Parce que ce type de négociation se fonde sur des critères objectifs, des alternatives clairement définies (BATNA) et la recherche de solutions gagnant‑gagnant, ce qui est idéal dans un secteur où les relations sont récurrentes. - Comment savoir si un tarif proposé est “abusivement bas” ?
On le compare au temps de préparation réel, aux frais engagés, aux tarifs du marché et aux exigences de qualité. Si, une fois tout calculé, l’intervention est à perte, le tarif est clairement problématique. - Est-ce que je peux refuser une clause de non‑concurrence ?
Oui, et vous avez intérêt à la faire encadrer : durée limitée, périmètre géographique précis, compensation financière éventuelle, justification économique réelle. - Les formations communes avec les organismes sont-elles vraiment utiles ?
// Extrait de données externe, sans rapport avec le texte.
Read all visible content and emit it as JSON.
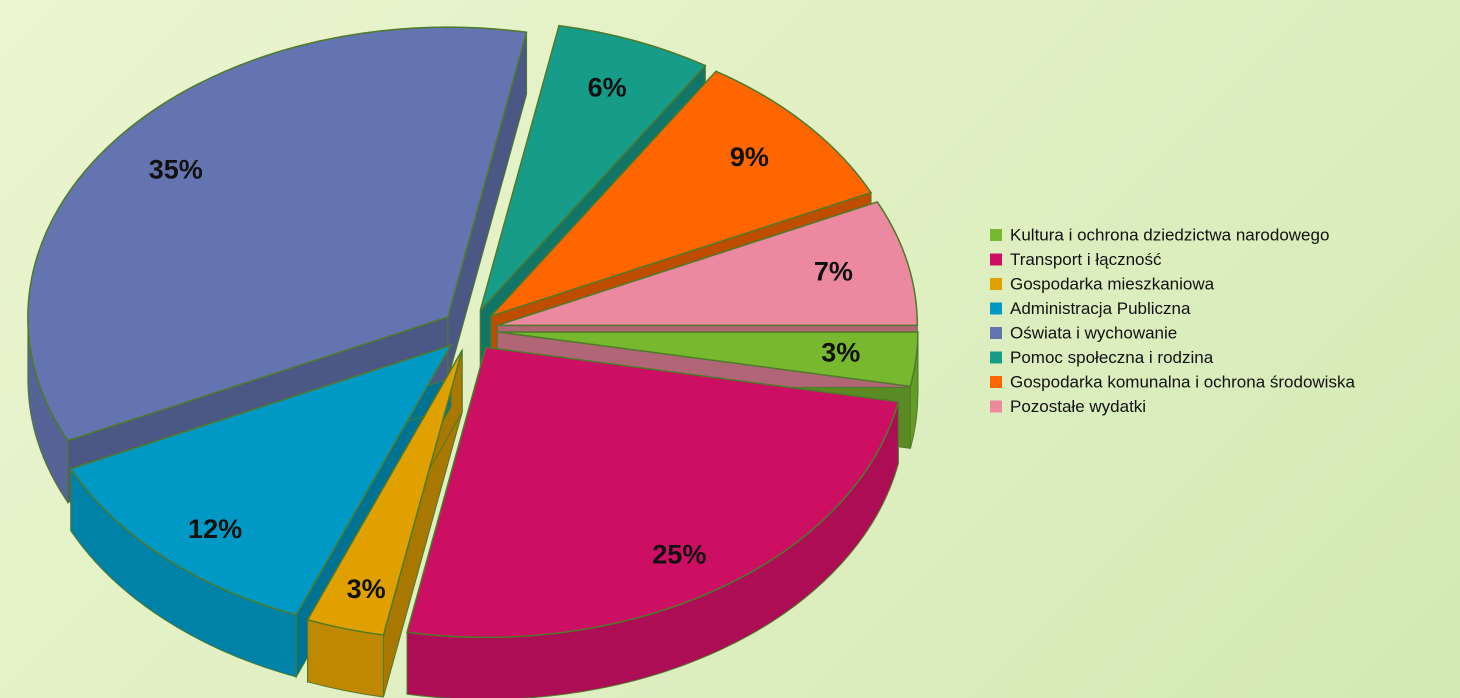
{
  "chart_data": {
    "type": "pie",
    "categories": [
      "Kultura i ochrona dziedzictwa narodowego",
      "Transport i łączność",
      "Gospodarka mieszkaniowa",
      "Administracja Publiczna",
      "Oświata i wychowanie",
      "Pomoc społeczna i rodzina",
      "Gospodarka komunalna i ochrona środowiska",
      "Pozostałe wydatki"
    ],
    "values": [
      3,
      25,
      3,
      12,
      35,
      6,
      9,
      7
    ],
    "value_labels": [
      "3%",
      "25%",
      "3%",
      "12%",
      "35%",
      "6%",
      "9%",
      "7%"
    ],
    "colors": [
      "#77b82e",
      "#cc0f63",
      "#e0a000",
      "#0099c6",
      "#6474b0",
      "#179c8a",
      "#ff6600",
      "#ec88a0"
    ],
    "legend": "right"
  }
}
Oui, elles permettent de créer un langage commun, de comprendre la logique des uns et des autres, et d’installer des réflexes de négociation plutôt que de confrontation permanente. - Un syndicat peut-il négocier pour les formateurs indépendants aussi ?
Oui, un syndicat professionnel peut représenter les intérêts de toute une profession, y compris des indépendants, pour négocier des conventions et des chartes avec les donneurs d’ordre. - Pourquoi choisir des cas pilotes au lieu de tout attaquer ?
Parce que concentrer les moyens sur quelques dossiers forts permet de créer un précédent qui sécurise ensuite des centaines d’autres situations, tout en maîtrisant les coûts. - Est-ce que je peux être sanctionné par un organisme si j’adhère à un syndicat ?
Non, ce serait une discrimination syndicale, interdite et sanctionnée par le Code du travail et le Code pénal. - Un syndicat peut-il m’aider à fixer mes tarifs de formateur ?
Il peut vous fournir des grilles de référence et des argumentaires, mais c’est vous qui décidez au final. L’idée est d’éviter de vous retrouver isolé face à des donneurs d’ordre très structurés. - Comment protéger mes supports de formation quand je travaille pour un organisme ?
En clarifiant par écrit que vous restez propriétaire de vos contenus, et qu’il ne s’agit que d’une licence d’utilisation limitée, non exclusive et non cessible. - La médiation est-elle compatible avec une action syndicale “combative” ?
Oui, au contraire. La médiation permet de résoudre rapidement certains conflits, et la combativité syndicale montre que, si la médiation échoue, d’autres leviers seront activés. - Puis-je cumuler travail salarié ailleurs et missions de formateur “freelance” ?
Oui, sous réserve des clauses de votre contrat de travail principal et d’une absence de conflit d’intérêts, mais cela ne change pas les critères de requalification si vos missions de formation sont en réalité salariées. - Qui paye les frais de justice en cas d’action de requalification ?
Chaque partie avance généralement ses frais, mais en cas de succès, des indemnités et parfois une partie des frais peuvent être mis à la charge de l’employeur. D’où l’intérêt de mutualiser via un syndicat. - Pourquoi est-ce important de documenter mes échanges avec un organisme ?
Parce que les mails, messages, plannings, comptes‑rendus et consignes constituent des preuves essentielles pour démontrer le lien de subordination et les pratiques abusives. - Un syndicat peut-il intervenir si je ne suis pas encore adhérent ?
Il peut vous informer, mais pour une action collective structurée et un accompagnement complet, l’adhésion est en pratique indispensable. - Les accords négociés par le syndicat s’appliquent-ils automatiquement à moi ?
S’il s’agit d’un accord de branche ou d’entreprise étendu, il peut s’appliquer à tous, même non syndiqués. En revanche, l’action individuelle en justice reste votre choix. - Qu’est-ce que je peux faire dès maintenant pour me protéger ?
Conserver tous vos contrats et échanges, noter vos heures, analyser vos conditions de travail au regard du salariat, vous rapprocher d’un syndicat professionnel et commencer à réfléchir à la négociation de vos prochaines conditions.